É isso. “Do real Imaginado” faz jus ao escriba que transita habilmente no solo da palavra-terra (a metáfora está recriada no livro), onde poetas tão bons se fizeram, se fazem: Bruno de Menezes, Paulo Plínio de Abreu, Ruy Barata, Mário Faustino, Age de Carvalho e o incomparável Max Martins, somente para se citarem alguns de gerações que nos antecedem.


[1] Paulo Nunes é doutor em literatura; professor da Universidade da Amazônia, Belém-Pa.

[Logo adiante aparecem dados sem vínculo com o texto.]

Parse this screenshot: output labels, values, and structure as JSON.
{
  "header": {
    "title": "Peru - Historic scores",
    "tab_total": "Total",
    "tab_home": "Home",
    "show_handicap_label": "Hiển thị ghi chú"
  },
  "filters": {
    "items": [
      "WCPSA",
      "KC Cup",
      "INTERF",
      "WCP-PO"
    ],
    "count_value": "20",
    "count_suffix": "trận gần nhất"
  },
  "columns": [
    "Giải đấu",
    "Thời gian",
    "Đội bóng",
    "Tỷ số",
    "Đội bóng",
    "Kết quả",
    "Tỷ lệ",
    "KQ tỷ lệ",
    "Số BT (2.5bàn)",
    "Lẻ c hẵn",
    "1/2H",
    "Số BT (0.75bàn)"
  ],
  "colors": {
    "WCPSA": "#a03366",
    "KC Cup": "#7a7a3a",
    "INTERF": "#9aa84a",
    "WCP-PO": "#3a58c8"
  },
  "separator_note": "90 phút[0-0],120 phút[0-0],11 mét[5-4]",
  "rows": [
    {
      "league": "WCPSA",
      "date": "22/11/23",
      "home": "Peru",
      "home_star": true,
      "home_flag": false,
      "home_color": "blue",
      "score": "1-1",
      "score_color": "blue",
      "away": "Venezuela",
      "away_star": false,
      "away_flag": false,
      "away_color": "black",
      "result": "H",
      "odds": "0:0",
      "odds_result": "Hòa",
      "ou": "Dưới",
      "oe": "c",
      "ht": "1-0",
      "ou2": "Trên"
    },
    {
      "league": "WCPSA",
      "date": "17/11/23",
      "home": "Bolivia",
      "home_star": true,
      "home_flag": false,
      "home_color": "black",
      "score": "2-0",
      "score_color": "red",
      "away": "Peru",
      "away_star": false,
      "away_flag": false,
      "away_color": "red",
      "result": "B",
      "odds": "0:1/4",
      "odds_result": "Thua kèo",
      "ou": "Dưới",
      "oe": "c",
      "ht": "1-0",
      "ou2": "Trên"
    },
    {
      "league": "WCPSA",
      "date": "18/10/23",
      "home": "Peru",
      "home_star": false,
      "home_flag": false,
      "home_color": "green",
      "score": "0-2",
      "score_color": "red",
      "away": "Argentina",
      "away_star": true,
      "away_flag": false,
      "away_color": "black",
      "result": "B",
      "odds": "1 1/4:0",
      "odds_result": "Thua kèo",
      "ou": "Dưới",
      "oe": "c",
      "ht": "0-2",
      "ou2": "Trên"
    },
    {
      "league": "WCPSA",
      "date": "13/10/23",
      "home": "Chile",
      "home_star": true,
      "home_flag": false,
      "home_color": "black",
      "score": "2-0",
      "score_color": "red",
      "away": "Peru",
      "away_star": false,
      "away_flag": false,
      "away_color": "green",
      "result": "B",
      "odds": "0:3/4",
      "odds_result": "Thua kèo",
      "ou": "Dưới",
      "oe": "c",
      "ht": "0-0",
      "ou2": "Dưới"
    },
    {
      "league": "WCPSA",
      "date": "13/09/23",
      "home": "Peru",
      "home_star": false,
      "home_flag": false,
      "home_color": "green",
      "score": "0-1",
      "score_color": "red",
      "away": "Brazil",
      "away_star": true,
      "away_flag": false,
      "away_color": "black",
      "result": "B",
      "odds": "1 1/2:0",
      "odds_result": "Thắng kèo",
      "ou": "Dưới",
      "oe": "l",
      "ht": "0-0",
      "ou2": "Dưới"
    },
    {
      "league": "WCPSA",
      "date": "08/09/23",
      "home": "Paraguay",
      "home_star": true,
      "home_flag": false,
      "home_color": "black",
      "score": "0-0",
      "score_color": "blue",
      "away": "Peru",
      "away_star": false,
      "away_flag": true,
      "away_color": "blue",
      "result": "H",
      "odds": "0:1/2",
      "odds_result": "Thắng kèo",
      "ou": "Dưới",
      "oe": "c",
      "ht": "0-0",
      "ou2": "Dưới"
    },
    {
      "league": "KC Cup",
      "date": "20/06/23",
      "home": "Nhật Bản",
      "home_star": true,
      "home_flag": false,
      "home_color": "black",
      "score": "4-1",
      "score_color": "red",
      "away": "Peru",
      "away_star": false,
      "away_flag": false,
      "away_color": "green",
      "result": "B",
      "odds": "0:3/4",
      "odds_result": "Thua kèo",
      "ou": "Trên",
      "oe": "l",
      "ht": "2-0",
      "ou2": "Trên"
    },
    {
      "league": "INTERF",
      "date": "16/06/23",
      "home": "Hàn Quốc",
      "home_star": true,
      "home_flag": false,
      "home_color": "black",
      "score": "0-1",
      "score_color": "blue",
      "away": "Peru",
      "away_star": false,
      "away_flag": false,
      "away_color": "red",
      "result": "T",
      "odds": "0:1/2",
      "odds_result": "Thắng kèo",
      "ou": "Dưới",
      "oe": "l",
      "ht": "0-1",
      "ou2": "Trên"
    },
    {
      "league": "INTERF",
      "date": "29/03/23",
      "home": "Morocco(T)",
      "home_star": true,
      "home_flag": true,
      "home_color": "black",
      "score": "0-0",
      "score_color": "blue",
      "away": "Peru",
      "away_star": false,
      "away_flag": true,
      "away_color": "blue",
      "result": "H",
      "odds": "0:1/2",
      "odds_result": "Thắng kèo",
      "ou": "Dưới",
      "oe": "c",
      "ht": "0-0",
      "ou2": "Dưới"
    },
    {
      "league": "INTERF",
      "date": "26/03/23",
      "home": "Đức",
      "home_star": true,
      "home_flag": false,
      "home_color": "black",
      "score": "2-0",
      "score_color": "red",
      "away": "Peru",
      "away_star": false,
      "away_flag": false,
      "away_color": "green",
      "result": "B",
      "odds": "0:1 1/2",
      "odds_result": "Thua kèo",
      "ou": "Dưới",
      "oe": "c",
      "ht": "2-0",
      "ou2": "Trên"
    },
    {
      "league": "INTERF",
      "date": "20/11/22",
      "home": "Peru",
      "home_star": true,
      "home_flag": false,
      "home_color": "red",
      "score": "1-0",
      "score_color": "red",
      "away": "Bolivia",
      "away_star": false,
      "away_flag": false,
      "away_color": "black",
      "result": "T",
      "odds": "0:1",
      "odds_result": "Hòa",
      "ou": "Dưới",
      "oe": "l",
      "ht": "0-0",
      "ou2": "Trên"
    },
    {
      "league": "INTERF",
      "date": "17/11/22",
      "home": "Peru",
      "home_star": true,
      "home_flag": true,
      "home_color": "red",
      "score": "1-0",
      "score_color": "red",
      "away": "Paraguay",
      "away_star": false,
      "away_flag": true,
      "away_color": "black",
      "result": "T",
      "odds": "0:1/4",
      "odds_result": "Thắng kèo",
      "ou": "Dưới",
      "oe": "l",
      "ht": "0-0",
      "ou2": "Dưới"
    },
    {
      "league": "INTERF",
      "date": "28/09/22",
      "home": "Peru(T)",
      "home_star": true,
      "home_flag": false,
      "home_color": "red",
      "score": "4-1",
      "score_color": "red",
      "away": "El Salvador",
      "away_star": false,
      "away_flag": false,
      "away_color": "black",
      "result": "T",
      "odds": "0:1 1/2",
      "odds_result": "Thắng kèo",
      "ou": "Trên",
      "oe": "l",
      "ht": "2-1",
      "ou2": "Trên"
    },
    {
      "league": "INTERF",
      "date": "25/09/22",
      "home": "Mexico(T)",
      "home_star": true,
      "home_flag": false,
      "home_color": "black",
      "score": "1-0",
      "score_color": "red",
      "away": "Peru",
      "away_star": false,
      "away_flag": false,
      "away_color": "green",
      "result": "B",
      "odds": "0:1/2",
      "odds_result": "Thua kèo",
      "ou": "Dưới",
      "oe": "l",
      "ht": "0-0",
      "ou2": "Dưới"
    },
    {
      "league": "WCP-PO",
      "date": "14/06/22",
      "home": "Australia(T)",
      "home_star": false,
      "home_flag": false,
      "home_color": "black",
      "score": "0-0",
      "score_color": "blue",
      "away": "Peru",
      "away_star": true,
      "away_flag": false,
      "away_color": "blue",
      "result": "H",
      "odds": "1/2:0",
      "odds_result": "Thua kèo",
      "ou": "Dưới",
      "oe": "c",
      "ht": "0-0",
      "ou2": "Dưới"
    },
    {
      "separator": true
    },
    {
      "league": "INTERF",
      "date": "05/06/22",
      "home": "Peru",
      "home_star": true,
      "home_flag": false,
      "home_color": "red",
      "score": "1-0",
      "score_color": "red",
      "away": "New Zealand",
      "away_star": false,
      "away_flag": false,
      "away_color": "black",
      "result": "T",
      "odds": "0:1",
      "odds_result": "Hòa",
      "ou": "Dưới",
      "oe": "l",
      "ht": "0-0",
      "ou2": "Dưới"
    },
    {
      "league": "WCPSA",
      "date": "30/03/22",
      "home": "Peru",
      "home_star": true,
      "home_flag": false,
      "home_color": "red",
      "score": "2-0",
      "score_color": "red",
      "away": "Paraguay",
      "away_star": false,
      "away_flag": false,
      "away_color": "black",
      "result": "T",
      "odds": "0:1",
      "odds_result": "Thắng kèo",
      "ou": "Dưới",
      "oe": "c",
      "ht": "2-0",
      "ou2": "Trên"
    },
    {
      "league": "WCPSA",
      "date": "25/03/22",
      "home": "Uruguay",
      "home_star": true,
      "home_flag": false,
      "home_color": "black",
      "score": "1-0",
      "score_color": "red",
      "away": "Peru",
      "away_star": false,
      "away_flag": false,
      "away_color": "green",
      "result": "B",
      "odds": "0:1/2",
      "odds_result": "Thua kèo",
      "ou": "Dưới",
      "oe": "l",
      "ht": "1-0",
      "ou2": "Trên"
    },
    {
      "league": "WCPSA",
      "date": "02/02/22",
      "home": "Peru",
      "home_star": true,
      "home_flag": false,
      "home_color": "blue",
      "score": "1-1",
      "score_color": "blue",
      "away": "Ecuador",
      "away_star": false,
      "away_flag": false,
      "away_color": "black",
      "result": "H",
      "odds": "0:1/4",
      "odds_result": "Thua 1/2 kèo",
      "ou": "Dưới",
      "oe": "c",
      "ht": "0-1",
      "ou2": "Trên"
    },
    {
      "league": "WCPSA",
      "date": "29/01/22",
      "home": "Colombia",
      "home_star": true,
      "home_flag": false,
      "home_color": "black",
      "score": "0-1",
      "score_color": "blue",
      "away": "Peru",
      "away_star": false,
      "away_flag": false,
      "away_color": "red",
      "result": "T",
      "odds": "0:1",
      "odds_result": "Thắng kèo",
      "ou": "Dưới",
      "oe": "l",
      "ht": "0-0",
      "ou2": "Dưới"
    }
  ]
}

quinta-feira, 17 de junho de 2010

UM RAIO DE TEMPO


LIVRO "DO REAL IMAGINADO"

Cecília

Canto como o instante existe:
sôo, apenas: poeta.
Há dias não fico triste.
Onde andarás, hora dessas?

Nossas canções se entenderam
como asas, de par em par.
Busco-te agora nas ondas,
retorno pra te esperar.
Se estás fora do espaço,
um verso talvez te ache.

(À noite,
o firmamento é um barco
que navega em si

e teu nu é um raio de tempo -
uma sereia - na aragem.)

Haverá uma passagem?



Pequena morte

A paixão - vertiginosa
alquimia dos sentidos -
gerou um sol
longe do espaço.

Tudo era impalpável e mutante
e simultâneo como uma fonte:
a satisfazer
nossa semelhança.

(Teu desejo mais íntimo
a imaginação reservou
num favo de chispas.)

Dormieacordei
no mesmo sonhoeinstante
e ao me reanimares
chorei e cantei.

Estávamos ainda
noutro lugar?


Arte poética

O pensamento a vertiginar-se
com verbos e galáxias;
as estrelas, polens
do fogo,
soam no casco
dos insetos;
luzferrão,
marimbondos.
Assenti ou mareei
ao sentir
como vinhas;
hoje, calo.

quarta-feira, 9 de junho de 2010

AO ENCONTRO DO TEMPO: PARATY


LIVRO "DO REAL IMAGINADO"



Na varanda dos tijolos verdes

Fugir ao encontro
do tempo: Paraty.
Amurados com o antigo,
os telhados transformam
as ruas em pátios;
acobertados pelo casario,
amor e livros.
A réstia de um milênio
se esvai sobre nós -
a concretude de raiz,
as árvores súbitas


climax lux


cerração de sílabas na lua,
abalada por tua morenice.
Para ti esta fresta-
fronde paralelepípeda
esgalhada ao sol da memória.


Para o Amor

Dou graças ao sal luxuriante
de tuas bodas de perda,
àqueles dias
no jardim das delícias,
quando bestiais contrários
se completaram sem destroços.

Amor em asas,
migração de duas aves sempre perdidas,
também agradeço este adeus incessante
pela ilusão de um espaço
sem aniquilamento.


Dando voltas com um Eu do Outro

Há mais de um predador todos os dias,
talvez um rex, talvez uma serpente.
É o alimento, bela, da libélula,
da tilápia, da aranha, dos suspiros.
Há vírus - Tróia das hemácias - que
se fazem cópias ardilosas para
surpreender nossa defesa.
Toda
célula mata e morre, e a fuga
angula um tango com a perseguição.

(São como uma elegia em corrupio
o ataque e a defesa entre as espécies.
Reparo os truques do camaleão,
que ganha a vida ao viver de ilusão;
o limão laborou o azedo, a abelha
tem veneno na bundinha de mel;
o gambá escafedeu-se borrifante
da cascavel que eriça guizos áridos;
toda roseira exibe espinho, toda
felina arranha mesmo sem querer.)

Conformes aos vírus que se copiam,
ludibriamos nosso in-consciente:
por trás do Eu há outros Eus, gerados
ao se conter ou liberar instintos.
De acordo com a situação, um Eu
assume, muitas vezes em surdina.
Tenhamos por exemplo esse amante
que surge, esgueirado aos lampiões:
qual, agora, o seu Eu, se vemos dois,
um que é casado, resistiu bastante
e teme imaginoso pelas conseqüências,
e outro que, como um Iago de si mesmo,
plantou-se frases, sugestões, e foi-se
convencendo sem suspeitar, até
sucumbir-se a uma versão final,
complicadíssima, da moça à espera:
qual é verdade, o que engana a si
resistindo à paixão, ou o que se engana
sugestionando-se, a ponto de, após
o idílio, se jurar viva inocência?

Quanto a nós, diva, quem sabe, entre tantos
Eus marcados pela fração da rua,
não teríamos também um para esta lua?